10 July 2008

Why medians are dangerous

Greg Mankiw provides a graph of the salaries of newly minted lawyers, originally from Empirical Legal Studies.

There are two peaks, one centered at about $45,000 and one centered at about $145,000. The higher peak corresponds to people working for Big Law Firms; the lower to people working for nonprofits, the government, etc.
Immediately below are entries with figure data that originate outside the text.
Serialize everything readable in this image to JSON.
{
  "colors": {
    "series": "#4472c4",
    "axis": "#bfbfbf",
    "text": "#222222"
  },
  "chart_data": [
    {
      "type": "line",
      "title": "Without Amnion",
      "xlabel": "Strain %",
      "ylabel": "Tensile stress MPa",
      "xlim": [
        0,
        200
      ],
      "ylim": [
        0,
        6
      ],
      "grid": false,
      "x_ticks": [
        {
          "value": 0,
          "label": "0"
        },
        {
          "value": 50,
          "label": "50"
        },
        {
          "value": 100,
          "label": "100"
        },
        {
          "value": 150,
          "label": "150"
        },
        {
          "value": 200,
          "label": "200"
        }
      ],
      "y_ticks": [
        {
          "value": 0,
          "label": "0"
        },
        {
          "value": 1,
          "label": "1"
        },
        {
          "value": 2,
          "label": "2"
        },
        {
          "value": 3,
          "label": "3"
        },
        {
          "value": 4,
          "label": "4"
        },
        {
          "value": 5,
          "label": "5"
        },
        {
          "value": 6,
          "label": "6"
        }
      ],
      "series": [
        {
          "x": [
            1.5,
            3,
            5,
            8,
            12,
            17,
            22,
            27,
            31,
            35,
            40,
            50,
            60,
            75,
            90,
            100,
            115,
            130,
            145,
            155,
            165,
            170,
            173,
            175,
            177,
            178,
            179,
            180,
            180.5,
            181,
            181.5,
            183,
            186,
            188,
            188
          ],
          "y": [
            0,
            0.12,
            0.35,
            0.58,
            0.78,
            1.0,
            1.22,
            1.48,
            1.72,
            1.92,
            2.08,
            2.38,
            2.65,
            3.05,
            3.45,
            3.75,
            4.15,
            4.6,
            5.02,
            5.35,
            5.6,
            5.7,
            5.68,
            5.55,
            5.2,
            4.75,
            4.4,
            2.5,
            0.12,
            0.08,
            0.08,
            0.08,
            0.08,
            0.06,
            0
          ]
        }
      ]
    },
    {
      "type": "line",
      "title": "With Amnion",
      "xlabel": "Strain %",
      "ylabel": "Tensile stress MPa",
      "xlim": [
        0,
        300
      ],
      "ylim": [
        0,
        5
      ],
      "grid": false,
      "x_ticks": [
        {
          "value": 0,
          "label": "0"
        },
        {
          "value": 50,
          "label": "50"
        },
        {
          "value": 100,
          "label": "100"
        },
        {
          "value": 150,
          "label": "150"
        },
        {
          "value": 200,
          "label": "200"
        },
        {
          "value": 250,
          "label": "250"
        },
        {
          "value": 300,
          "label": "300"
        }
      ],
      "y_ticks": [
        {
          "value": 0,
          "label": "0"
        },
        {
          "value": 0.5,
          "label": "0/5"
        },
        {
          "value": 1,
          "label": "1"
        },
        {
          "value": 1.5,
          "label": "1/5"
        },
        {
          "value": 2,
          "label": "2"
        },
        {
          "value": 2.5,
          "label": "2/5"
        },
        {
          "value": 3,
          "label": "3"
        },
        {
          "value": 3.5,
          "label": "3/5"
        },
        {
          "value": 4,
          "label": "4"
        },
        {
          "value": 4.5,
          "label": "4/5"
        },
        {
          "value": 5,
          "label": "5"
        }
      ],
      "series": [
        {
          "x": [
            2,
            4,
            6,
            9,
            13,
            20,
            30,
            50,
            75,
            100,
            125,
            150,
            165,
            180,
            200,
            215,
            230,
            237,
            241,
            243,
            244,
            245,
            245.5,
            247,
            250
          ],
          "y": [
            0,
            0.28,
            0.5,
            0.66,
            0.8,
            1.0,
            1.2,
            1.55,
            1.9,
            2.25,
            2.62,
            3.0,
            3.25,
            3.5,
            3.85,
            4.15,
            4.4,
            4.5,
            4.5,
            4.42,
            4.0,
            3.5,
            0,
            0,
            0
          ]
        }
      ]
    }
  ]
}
The median is reported at $62,000, just to the right of the first peak, since the first peak contains slightly more people. But one gets the impression that if a few more people were to shift from the left peak to the right peak, the median would jump drastically upwards. We usually hear that it's better to look at the median than the mean when looking at distributions of incomes, house prices, etc. because these distributions are heavily skewed towards the right. But even that starts to break down when the distribution is bimodal.


Efrique said...

That's not an argument specifically against medians - it's an argument against a single location measure for a bimodal distribution. (Mean, mode, and well, any single location statistic really, are all not telling you what you need to know here.)
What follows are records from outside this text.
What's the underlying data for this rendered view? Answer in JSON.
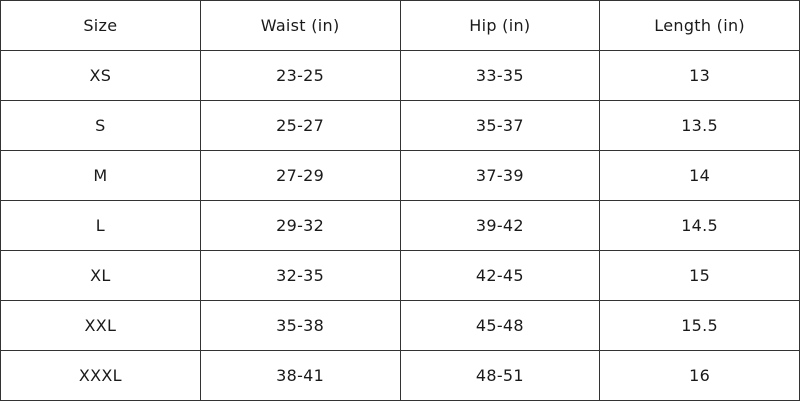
{
  "table": {
    "header": [
      "Size",
      "Waist (in)",
      "Hip (in)",
      "Length (in)"
    ],
    "rows": [
      [
        "XS",
        "23-25",
        "33-35",
        "13"
      ],
      [
        "S",
        "25-27",
        "35-37",
        "13.5"
      ],
      [
        "M",
        "27-29",
        "37-39",
        "14"
      ],
      [
        "L",
        "29-32",
        "39-42",
        "14.5"
      ],
      [
        "XL",
        "32-35",
        "42-45",
        "15"
      ],
      [
        "XXL",
        "35-38",
        "45-48",
        "15.5"
      ],
      [
        "XXXL",
        "38-41",
        "48-51",
        "16"
      ]
    ]
  }
}
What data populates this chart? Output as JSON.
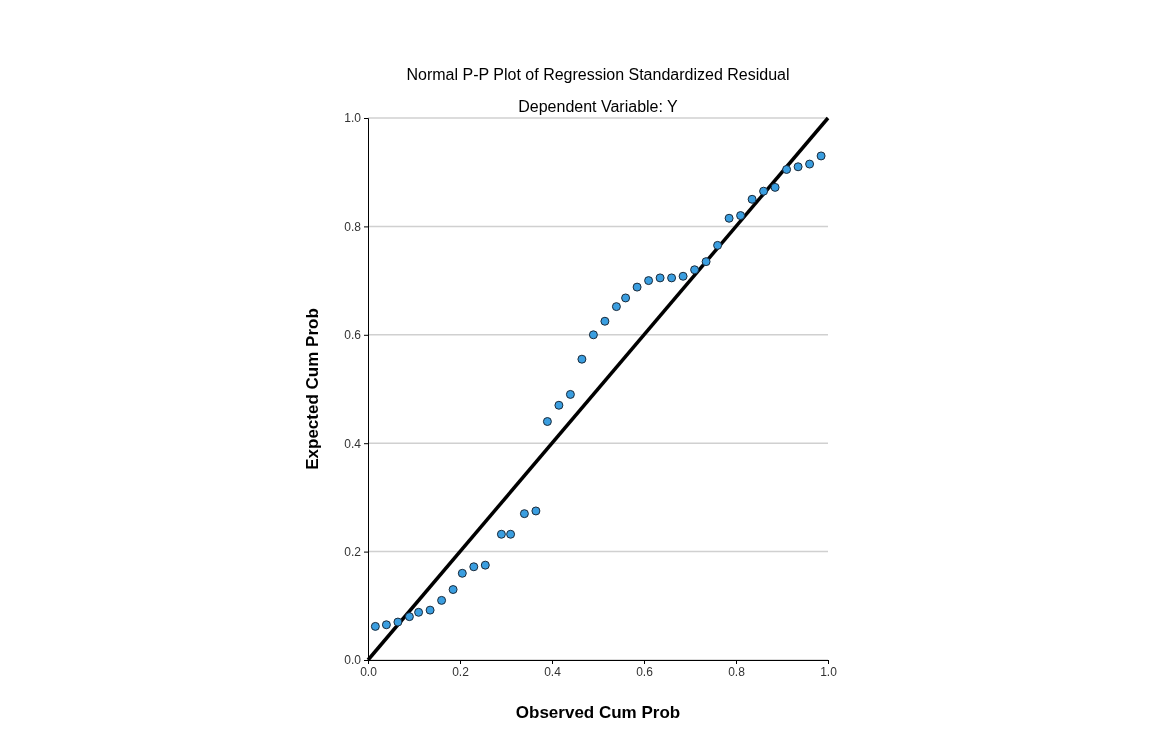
{
  "chart_data": {
    "type": "scatter",
    "title": "Normal P-P Plot of Regression Standardized Residual",
    "subtitle": "Dependent Variable: Y",
    "xlabel": "Observed Cum Prob",
    "ylabel": "Expected Cum Prob",
    "xlim": [
      0,
      1
    ],
    "ylim": [
      0,
      1
    ],
    "xticks": [
      {
        "value": 0,
        "label": "0.0"
      },
      {
        "value": 0.2,
        "label": "0.2"
      },
      {
        "value": 0.4,
        "label": "0.4"
      },
      {
        "value": 0.6,
        "label": "0.6"
      },
      {
        "value": 0.8,
        "label": "0.8"
      },
      {
        "value": 1,
        "label": "1.0"
      }
    ],
    "yticks": [
      {
        "value": 0,
        "label": "0.0"
      },
      {
        "value": 0.2,
        "label": "0.2"
      },
      {
        "value": 0.4,
        "label": "0.4"
      },
      {
        "value": 0.6,
        "label": "0.6"
      },
      {
        "value": 0.8,
        "label": "0.8"
      },
      {
        "value": 1,
        "label": "1.0"
      }
    ],
    "grid": "y",
    "series": [
      {
        "marker": "circle",
        "color": "#3a9ee0",
        "x": [
          0.016,
          0.04,
          0.065,
          0.09,
          0.11,
          0.135,
          0.16,
          0.185,
          0.205,
          0.23,
          0.255,
          0.29,
          0.31,
          0.34,
          0.365,
          0.39,
          0.415,
          0.44,
          0.465,
          0.49,
          0.515,
          0.54,
          0.56,
          0.585,
          0.61,
          0.635,
          0.66,
          0.685,
          0.71,
          0.735,
          0.76,
          0.785,
          0.81,
          0.835,
          0.86,
          0.885,
          0.91,
          0.935,
          0.96,
          0.985
        ],
        "values": [
          0.062,
          0.065,
          0.07,
          0.08,
          0.088,
          0.092,
          0.11,
          0.13,
          0.16,
          0.172,
          0.175,
          0.232,
          0.232,
          0.27,
          0.275,
          0.44,
          0.47,
          0.49,
          0.555,
          0.6,
          0.625,
          0.652,
          0.668,
          0.688,
          0.7,
          0.705,
          0.705,
          0.708,
          0.72,
          0.735,
          0.765,
          0.815,
          0.82,
          0.85,
          0.865,
          0.872,
          0.905,
          0.91,
          0.915,
          0.93
        ]
      },
      {
        "type": "line",
        "marker": "none",
        "color": "#000000",
        "x": [
          0,
          1
        ],
        "values": [
          0,
          1
        ]
      }
    ]
  }
}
For a distribution with two substantial peaks, essentially any single-number-location-descriptive is going to be dangerous, since it must either describe one of the peaks (ignoring the other), or something in between the peaks (or, I guess, under some circumstances, something outside the peaks).
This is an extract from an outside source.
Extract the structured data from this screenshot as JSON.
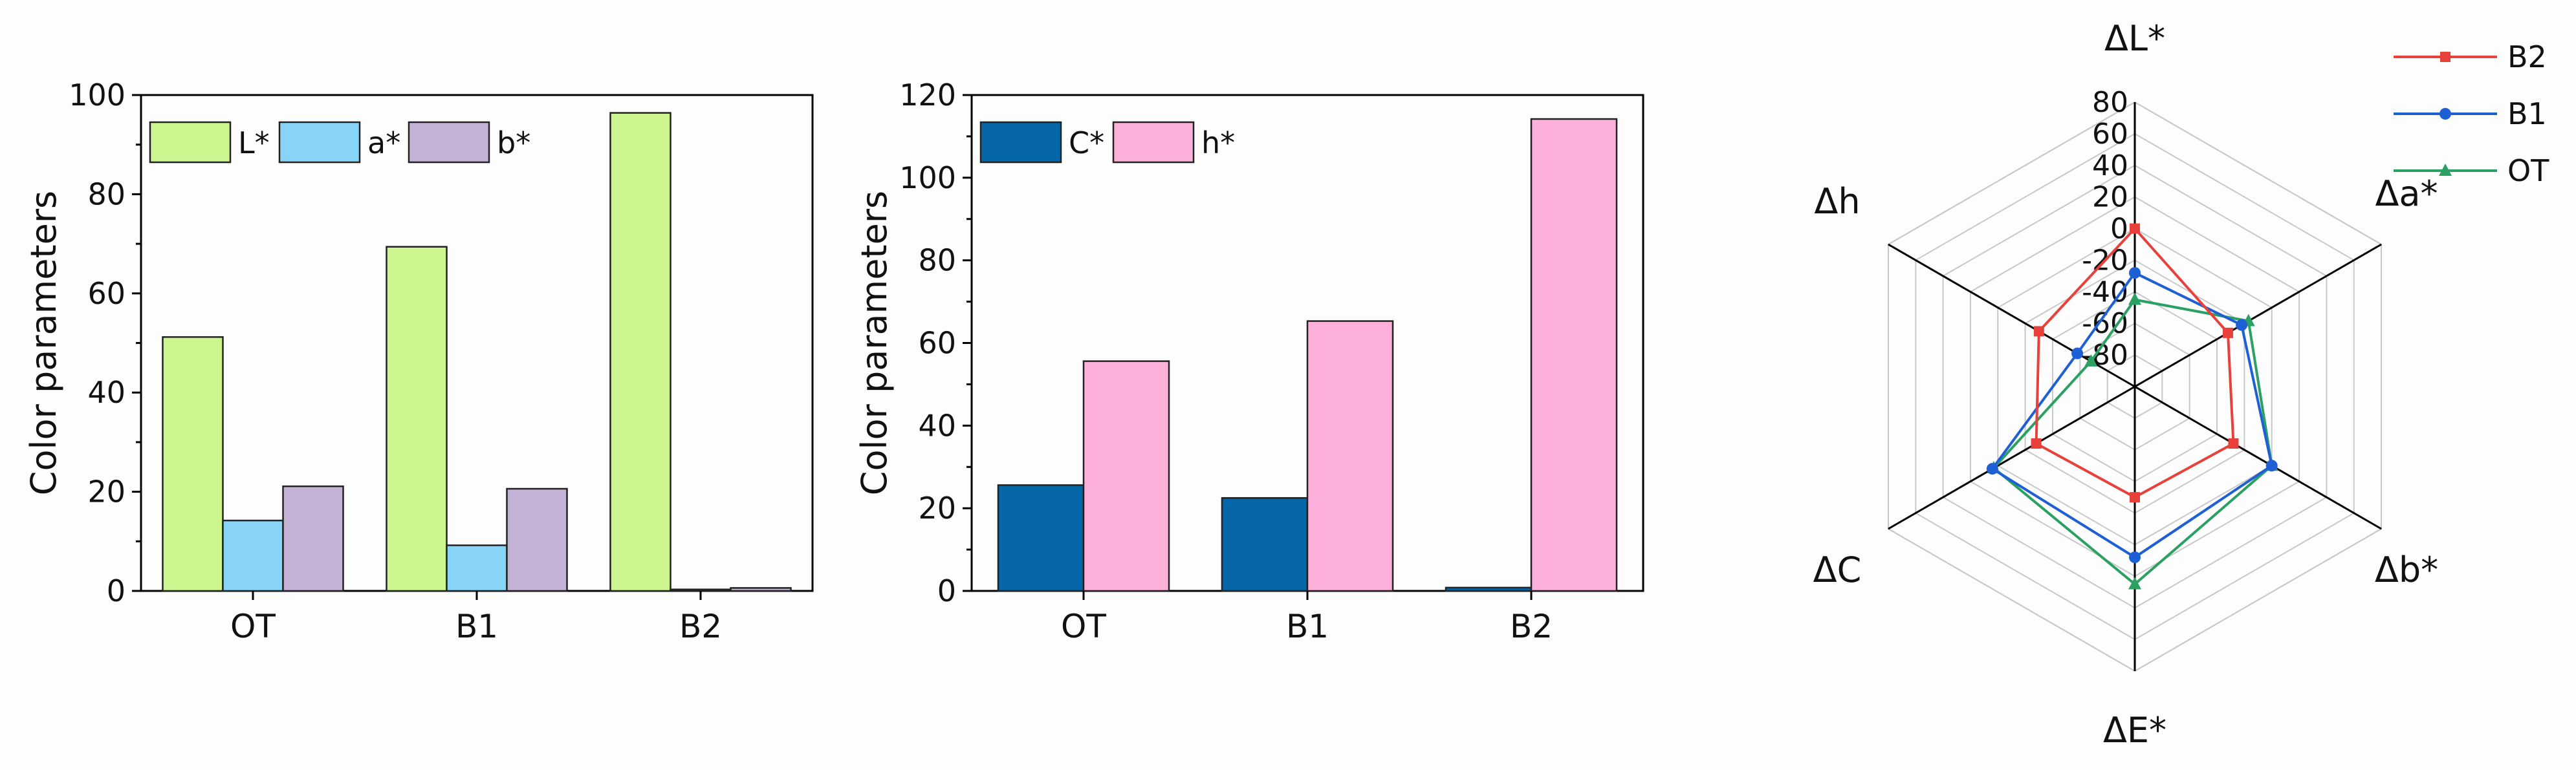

With a strongly bimodal distribution, the first important thing to say is "bimodal", and then identify them (in pretty much the way you did in your text). That says a lot.

Location measures can make some kind of sense for a unimodal distribution (and possibly also in the case where there's a sufficiently large number of modes, as long as they tend to "die away" in the tails in such a way that there's some kind of "center". We shouldn't expect them to necessarily make sense the rest of the time.

Michael Lugo said...

Right, but a lot of the people with a little knowledge (as opposed to no knowledge) know that they shouldn't use the mean or the mode, so they use the median.